Direct naar artikelinhoud
InterviewFreddy Willockx

De ‘politieke opa’ van Conner Rousseau: ‘Hij heeft de kleine kantjes van de groenen van dichtbij gezien’

Freddy Willockx is buur van Conner Rousseau, die hij kent van kindsbeen af: ‘Als er iets op mijn lever ligt, dan bel ik hem gewoon.’Beeld Tim Dirven

Alle ogen zijn vandaag tijdens het overlegcomité weer gericht op Frank Vandenbroucke. De comeback van ‘meester Frank’ hebben we onder meer te danken aan Freddy Willockx (73). Achter de schermen speelt hij nog altijd een subtiele rol bij de socialisten.

De minister van staat ontvangt ons in een zaaltje van het stadhuis in Sint-Niklaas, waar de voormalige burgemeester kind aan huis is. “In deze zaal heeft Conner Rousseau op zijn twaalfde eens een vergadering van de CVP zitten afluisteren. Dan kwam hij mij vertellen wat hij allemaal had gehoord.” (lacht)

Vandaag is de jonge Sherlock de baas van sp.a. Willockx en hij wonen vlak bij elkaar in Belsele. Rousseau leeft er bij zijn moeder Christel Geerts, die door Willockx in de politiek werd geloodst. Met dank aan de zevenjarige Rousseau. “Toen ik bij hen thuis kwam om Christel te overtuigen, weigerde ze. Maar dan kreeg ze van hem een papiertje in de handen gestopt. ‘Mama, doe het voor Fredy(sic).
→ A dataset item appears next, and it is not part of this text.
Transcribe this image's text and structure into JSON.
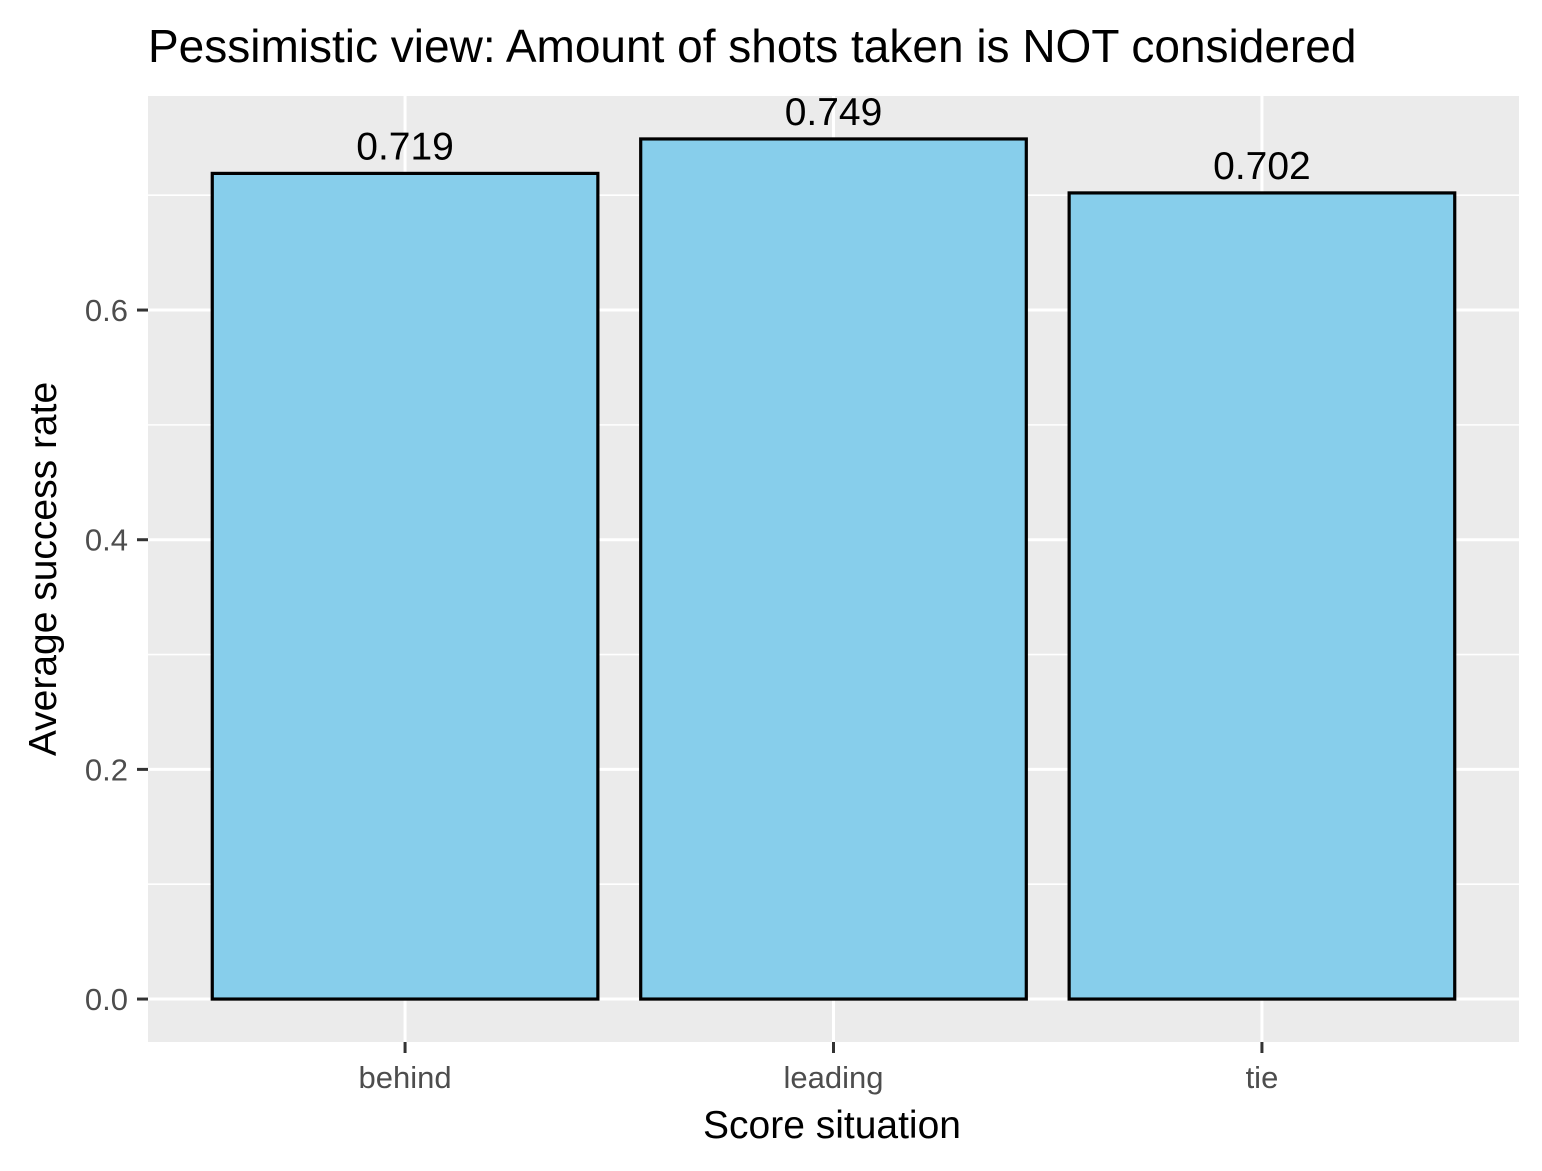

Waarop ze uiteindelijk toch ja zei.”

Bent u de souffleur van Rousseau?

“Dat is overdreven. Ik heb wel de neiging – sommigen noemen het een gebrek – om nogal een actieve gebruiker van de telefoon te zijn. Als er iets op mijn lever ligt, dan bel ik hem gewoon.”

Zoals toen hij verkondigde dat sommige vrouwen geen kinderen meer mogen krijgen? Daarop kwam veel kritiek.

“Ik vind het niet slecht dat hij dat probleem durft aan te kaarten. En ik moet zeggen dat ik mij enorm heb geërgerd aan Meyrem Almaci toen ze daarover in debat gingen in Terzake. U moet weten: Meyrem heeft nog bij mijn vrouw in de kleuterklas gezeten. Mijn vrouw is dikwijls bij haar ouders over de vloer geweest. Daarom heb ik altijd wel een boontje voor haar gehad. Maar ze valt mij de laatste tijd enorm tegen. De groenen zijn duidelijk in paniek omdat Conner scoort in de peilingen. Dat ze daar zo gefrustreerd op reageren, is niet mooi.”

De voorzitter van de Leuvense jongsocialisten heeft zijn lidkaart opgezegd vanwege die uitspraak. Dat is toch een ernstig signaal?

“Soms moet je als voorzitter durven in te gaan tegen je achterban. Dat geldt ook op thema’s zoals migratie en integratie. Als Conner over een hoofddoekenverbod onder de zestien jaar praat, of zegt dat migranten Nederlands moeten leren, dan vind ik dat niet overdreven. In de jaren 90 was onze partij ook al ‘flinks’ met mensen zoals Louis Tobback en Johan Vande Lanotte. 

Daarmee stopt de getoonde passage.